Talibés victimes d’abus physiques et sexuels: Un deuxième rapport enfonce le clou

Après Human right Watch, un nouveau rapport d’Ecpat International en partenariat avec la Coalition nationale des associations et Ong en faveur de l’enfance (Conafe), signale qu’au Sénégal, la mendicité forcée et le travail forcé créent un cadre abusif facilitant l’exploitation sexuelle des enfants.
D’après le rapport, note “Libération”, des garçons « talibés » placés dans des écoles coraniques (« daaras ») sont victimes des agissements de « marabouts » corrompus, les obligeant à mendier dans la rue. D’après les sources citées, la plupart des enfants talibés sont sénégalais, mais certains viennent de Gambie, de Guinée, de Guinée-Bissau et du Mali.

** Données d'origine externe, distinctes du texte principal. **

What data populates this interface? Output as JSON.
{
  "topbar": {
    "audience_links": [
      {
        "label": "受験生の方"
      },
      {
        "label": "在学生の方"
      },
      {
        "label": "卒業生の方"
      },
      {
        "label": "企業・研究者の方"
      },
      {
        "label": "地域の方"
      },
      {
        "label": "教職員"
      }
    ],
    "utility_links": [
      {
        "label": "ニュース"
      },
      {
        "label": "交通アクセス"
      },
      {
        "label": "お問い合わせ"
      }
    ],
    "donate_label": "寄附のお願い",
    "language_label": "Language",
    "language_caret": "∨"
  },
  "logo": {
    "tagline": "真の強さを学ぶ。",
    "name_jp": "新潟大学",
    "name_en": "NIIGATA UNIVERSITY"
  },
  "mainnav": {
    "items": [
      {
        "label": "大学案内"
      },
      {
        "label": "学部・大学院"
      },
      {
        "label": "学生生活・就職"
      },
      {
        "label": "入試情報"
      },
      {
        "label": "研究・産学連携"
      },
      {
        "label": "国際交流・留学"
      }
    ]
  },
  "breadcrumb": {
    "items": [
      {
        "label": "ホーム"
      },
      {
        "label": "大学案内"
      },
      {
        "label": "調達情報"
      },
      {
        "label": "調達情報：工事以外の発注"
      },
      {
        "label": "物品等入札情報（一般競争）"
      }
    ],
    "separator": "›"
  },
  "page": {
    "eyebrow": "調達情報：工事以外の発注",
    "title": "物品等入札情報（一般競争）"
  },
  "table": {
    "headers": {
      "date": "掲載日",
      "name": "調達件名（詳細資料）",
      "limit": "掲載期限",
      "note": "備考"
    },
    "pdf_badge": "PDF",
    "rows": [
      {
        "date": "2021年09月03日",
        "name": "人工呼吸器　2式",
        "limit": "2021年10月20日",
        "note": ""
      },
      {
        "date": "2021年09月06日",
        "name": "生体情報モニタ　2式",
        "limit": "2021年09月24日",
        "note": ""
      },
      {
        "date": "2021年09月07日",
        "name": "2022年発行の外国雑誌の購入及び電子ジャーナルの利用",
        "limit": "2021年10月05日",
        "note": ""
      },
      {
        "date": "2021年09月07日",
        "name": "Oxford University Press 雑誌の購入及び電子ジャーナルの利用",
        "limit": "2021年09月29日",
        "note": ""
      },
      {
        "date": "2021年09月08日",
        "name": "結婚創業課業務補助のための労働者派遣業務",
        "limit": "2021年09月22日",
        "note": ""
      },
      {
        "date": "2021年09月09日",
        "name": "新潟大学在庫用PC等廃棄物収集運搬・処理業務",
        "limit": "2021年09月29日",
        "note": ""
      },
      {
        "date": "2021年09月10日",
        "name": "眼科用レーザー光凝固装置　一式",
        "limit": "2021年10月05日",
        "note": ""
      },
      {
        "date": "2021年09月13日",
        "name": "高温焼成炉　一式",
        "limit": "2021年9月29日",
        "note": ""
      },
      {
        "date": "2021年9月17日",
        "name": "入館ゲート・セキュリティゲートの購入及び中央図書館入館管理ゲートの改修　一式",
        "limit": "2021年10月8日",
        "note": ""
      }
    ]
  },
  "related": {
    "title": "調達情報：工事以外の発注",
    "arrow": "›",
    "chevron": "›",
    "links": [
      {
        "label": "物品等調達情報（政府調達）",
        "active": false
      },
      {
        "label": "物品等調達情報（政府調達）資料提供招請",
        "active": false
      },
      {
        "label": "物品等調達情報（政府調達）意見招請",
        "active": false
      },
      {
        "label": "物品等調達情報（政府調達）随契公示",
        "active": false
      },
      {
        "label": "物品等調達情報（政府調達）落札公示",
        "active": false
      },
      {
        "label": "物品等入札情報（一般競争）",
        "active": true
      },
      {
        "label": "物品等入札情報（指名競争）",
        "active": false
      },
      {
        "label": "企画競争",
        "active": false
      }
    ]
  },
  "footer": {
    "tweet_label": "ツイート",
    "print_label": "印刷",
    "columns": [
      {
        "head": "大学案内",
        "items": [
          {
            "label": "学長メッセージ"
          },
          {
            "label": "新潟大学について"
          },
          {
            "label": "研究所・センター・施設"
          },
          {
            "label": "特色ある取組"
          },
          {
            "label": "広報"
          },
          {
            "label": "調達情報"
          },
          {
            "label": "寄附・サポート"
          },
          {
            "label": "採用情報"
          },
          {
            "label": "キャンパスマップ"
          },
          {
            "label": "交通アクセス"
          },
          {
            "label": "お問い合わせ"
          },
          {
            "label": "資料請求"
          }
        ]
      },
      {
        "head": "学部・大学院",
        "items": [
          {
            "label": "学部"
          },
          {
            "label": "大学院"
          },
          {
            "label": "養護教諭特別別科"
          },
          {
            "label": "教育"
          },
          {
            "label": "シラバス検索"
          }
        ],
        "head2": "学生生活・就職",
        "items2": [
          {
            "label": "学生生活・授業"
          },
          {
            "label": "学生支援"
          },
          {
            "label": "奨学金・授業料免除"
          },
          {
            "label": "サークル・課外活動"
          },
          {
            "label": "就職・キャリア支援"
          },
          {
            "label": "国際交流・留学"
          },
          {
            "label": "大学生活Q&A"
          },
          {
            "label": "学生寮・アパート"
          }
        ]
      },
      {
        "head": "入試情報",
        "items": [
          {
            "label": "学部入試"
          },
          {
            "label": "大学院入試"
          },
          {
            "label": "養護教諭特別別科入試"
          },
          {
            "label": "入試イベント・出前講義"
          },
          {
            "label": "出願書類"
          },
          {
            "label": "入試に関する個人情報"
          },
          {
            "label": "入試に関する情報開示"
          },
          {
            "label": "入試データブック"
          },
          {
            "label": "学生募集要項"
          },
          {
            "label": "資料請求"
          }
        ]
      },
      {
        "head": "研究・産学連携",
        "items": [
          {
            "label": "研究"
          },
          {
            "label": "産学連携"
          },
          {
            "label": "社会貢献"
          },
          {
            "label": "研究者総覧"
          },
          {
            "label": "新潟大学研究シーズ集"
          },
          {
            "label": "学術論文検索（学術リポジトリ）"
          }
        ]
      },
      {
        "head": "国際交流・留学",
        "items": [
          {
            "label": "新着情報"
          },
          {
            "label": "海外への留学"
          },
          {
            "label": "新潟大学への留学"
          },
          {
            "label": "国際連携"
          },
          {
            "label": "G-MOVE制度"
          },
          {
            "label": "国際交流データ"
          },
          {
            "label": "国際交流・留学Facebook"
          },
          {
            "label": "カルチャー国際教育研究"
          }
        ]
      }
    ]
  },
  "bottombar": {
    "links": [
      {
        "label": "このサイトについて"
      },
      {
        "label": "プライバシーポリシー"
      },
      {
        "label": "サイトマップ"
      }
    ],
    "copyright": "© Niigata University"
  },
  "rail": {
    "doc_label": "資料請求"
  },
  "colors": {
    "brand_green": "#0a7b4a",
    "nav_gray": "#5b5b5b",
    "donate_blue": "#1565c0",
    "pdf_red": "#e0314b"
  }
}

En 2014, 39 000 talibés ont été contraints de mendier à Dakar et dans la région de Saint-Louis – et certains ont été abusés physiquement et sexuellement dans les daaras où ils vivaient. En 2017, cinq cas d’abus sexuels ou de tentatives d’abus sexuels d’enfants talibés commis par des marabouts ou leurs assistants, ont été rapportés.

Le rapport met en avant la situation des travailleuses domestiques mineures (« mbidaan ») qui sont vulnérables à l’exploitation sexuelle à des fins de prostitution. Originaires de milieux défavorisés, elles migrent vers les villes de façon temporaire ou permanente, pour travailler et supporter financièrement leurs familles.

Confinées chez leur employeur, beaucoup effectuent de longues journées de travail dans des conditions précaires. D’après les sources citées dans ce rapport, elles sont souvent victimes de violences sexuelles ou exploitées à des fins de prostitution, par l’intermédiaire de leur employeur. Le rapport averti aussi sur les possibles dérives de la pratique non réglementée du « confiage » qui consiste à placer un enfant chez un tiers, et peut conduire certaines filles placées à travailler comme domestiques.

Le rapport cite aussi des cas, recensés par les médias, de filles victimes de traite à des fins d’exploitation sexuelle au Moyen-Orient et au Maghreb. Des réseaux d’agences illégales de recrutement de travailleuses domestiques mettent en contact ces jeunes Sénégalaises dont certaines sont mineures, avec des clients dans ces pays. Une fois sur place, leur passeport et leur téléphone portable leur sont confisqués. Elles sont alors vulnérables à la servitude
domestique et aux abus sexuels commis par leurs employeurs.

Le rapport indique que l’application effective des lois punissant les agresseurs sexuels est limitée, ce qui peut nuire à l’accès à la réparation des enfants victimes. En 2019, malgré l’augmentation au niveau national des arrestations et des poursuites judiciaires de maîtres coraniques pour abus ou exploitation d’enfants, les enquêtes ont souvent été abandonnées ou les chefs d’accusation ont été réduits. De plus, l’absence de loi encadrant les daaras nuit à la lutte contre la mendicité forcée et à la réintégration des enfants talibés.

Un projet de loi sur le statut des daaras a été validé en 2018 en Conseil des ministres et doit encore être soumis au parlement pour adoption. Il définit les mesures d’inspection des écoles coraniques mais ne contient aucune interdiction explicite de la mendicité forcée.

Par ailleurs, le rapport note que le Droit sénégalais ne protège pas suffisamment les victimes des mariages précoces bien que ce problème reste répandu, créant ainsi un cadre propice à la victimisation sexuelle des filles. Le Code de la famille ne prévoit pas la nullité du mariage avec une fille âgée de 16 à 18 ans, sauf dans certains cas mentionnés à l’article 138.
D’après le Code pénal, le mariage et les rapports sexuels dans le cadre d’un mariage avec un mineur de plus de 13 ans, ne constitue pas une infraction pénale.